A sample grade breakdown for this course might be as follows:
Course journal 20%
Research paper 30%
Midterm exam 15%
Group project 15%
Final exam 20%
Textbook Materials

A list of required texts and reading materials is provided on the instructor's course outline, which is available to students at the beginning of each semester. An instructor's course reader may be required.

Sample Reading Lists:

Sample Theme A: Bodies and Reproduction

Judith Lorber and Lisa Jean Moore, Gendered Bodies: Feminist Perspectives (OUP 2011).
Stephanie Patterson et al (eds), Fertile Ground: Exploring Reproduction in Canada (MQUP 2014).
Londa Schiebinger, ed, Feminism and the Body (OUP 2000).
Rickie Solinger, Reproductive Politics: What Everyone Needs to Know (OUP 2013).

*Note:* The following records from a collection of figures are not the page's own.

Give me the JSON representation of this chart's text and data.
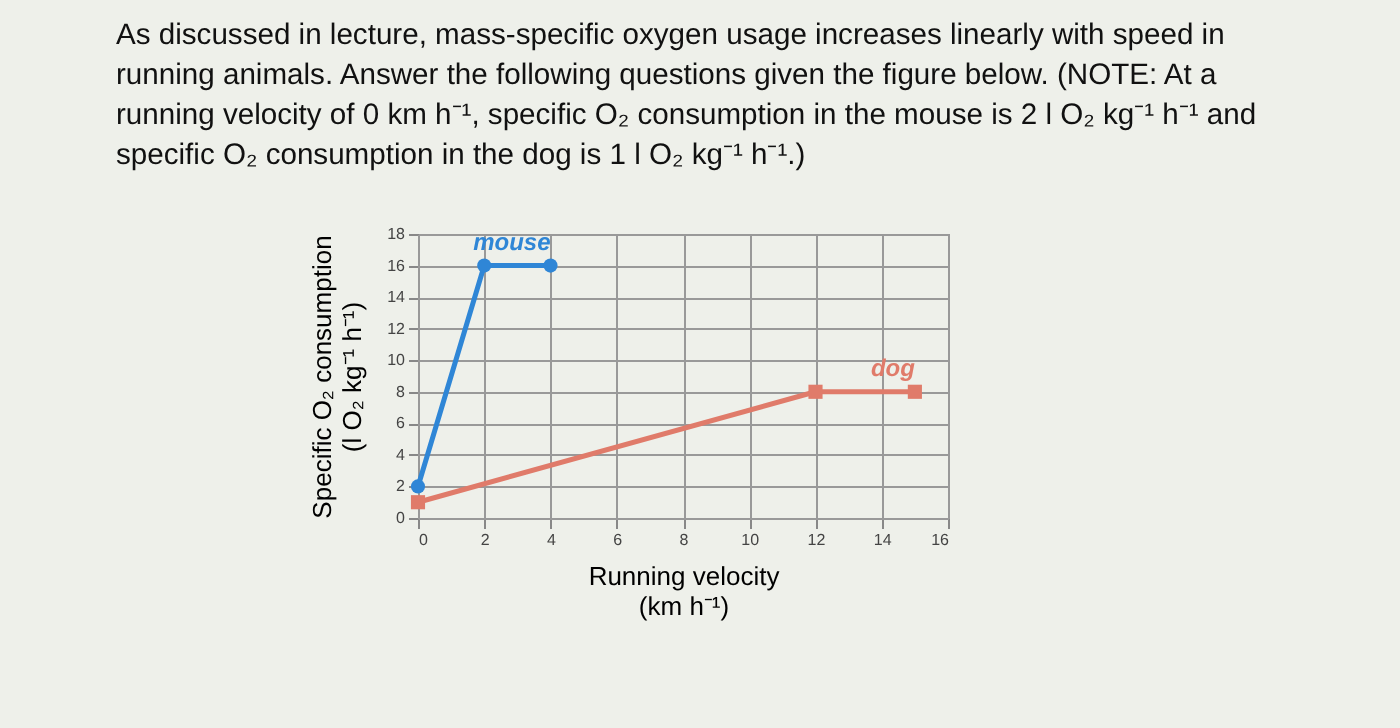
{
  "chart_data": {
    "type": "line",
    "title": "As discussed in lecture, mass-specific oxygen usage increases linearly with speed in running animals. Answer the following questions given the figure below. (NOTE: At a running velocity of 0 km h⁻¹, specific O₂ consumption in the mouse is 2 l O₂ kg⁻¹ h⁻¹ and specific O₂ consumption in the dog is 1 l O₂ kg⁻¹ h⁻¹.)",
    "xlabel": "Running velocity\n(km h⁻¹)",
    "ylabel": "Specific O₂ consumption\n(l O₂ kg⁻¹ h⁻¹)",
    "series": [
      {
        "name": "mouse",
        "color": "#2f86d6",
        "x": [
          0,
          2,
          4
        ],
        "values": [
          2,
          16,
          16
        ],
        "marker": "circle"
      },
      {
        "name": "dog",
        "color": "#e07b6a",
        "x": [
          0,
          12,
          15
        ],
        "values": [
          1,
          8,
          8
        ],
        "marker": "square"
      }
    ],
    "xlim": [
      0,
      16
    ],
    "xticks": [
      0,
      2,
      4,
      6,
      8,
      10,
      12,
      14,
      16
    ],
    "ylim": [
      0,
      18
    ],
    "yticks": [
      0,
      2,
      4,
      6,
      8,
      10,
      12,
      14,
      16,
      18
    ],
    "grid": true,
    "legend": false
  }
}
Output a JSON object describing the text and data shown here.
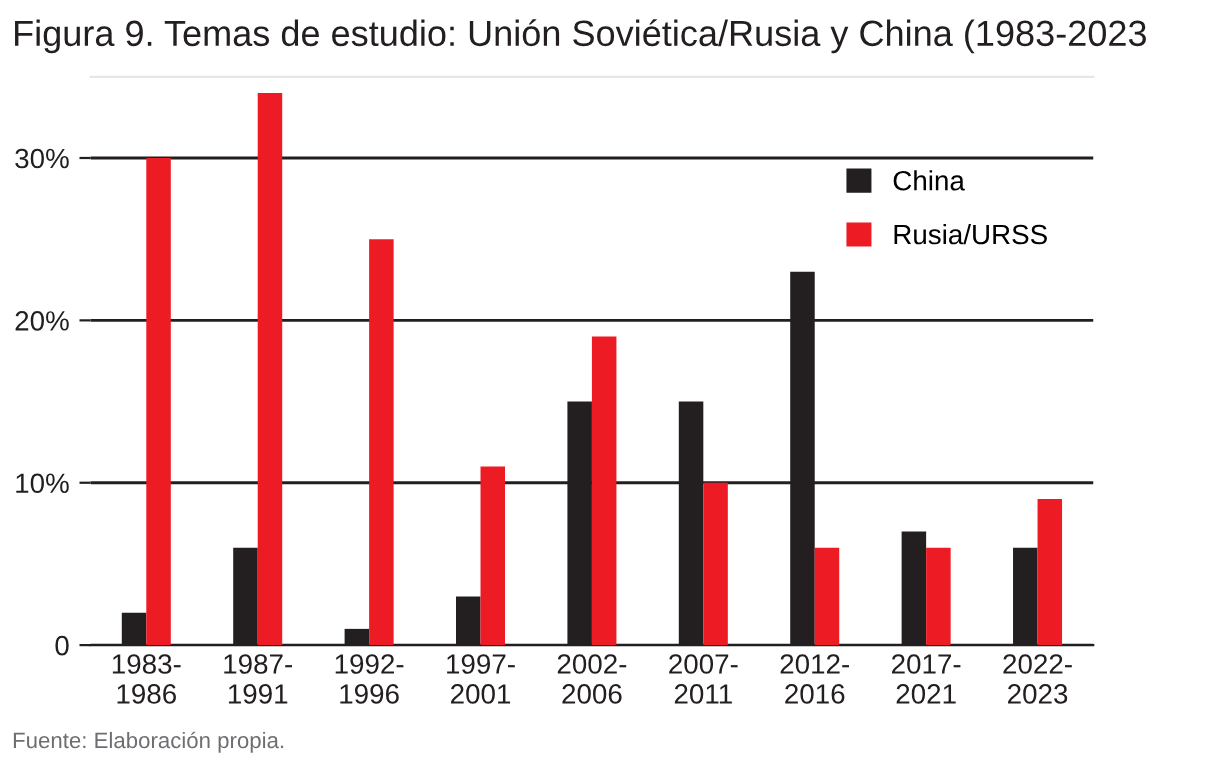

Sample Theme B: Gendered Violence

Kim Anderson, A Recognition of Being: Reconstructing Native Womanhood (Women's Press 2016).
Ta-Nehisi Coates, Between the World and Me (Spiegel & Grau 2015).
Dean Spade, Normal Life: Administrative Violence, Critical Trans Politics, and the Limits of the Law (Duke 2015).
Loretta Ross and Elena Gutierrez, Undivided Rights: Women of Colour Organizing for Reproductive Justice (Haymarket 2016).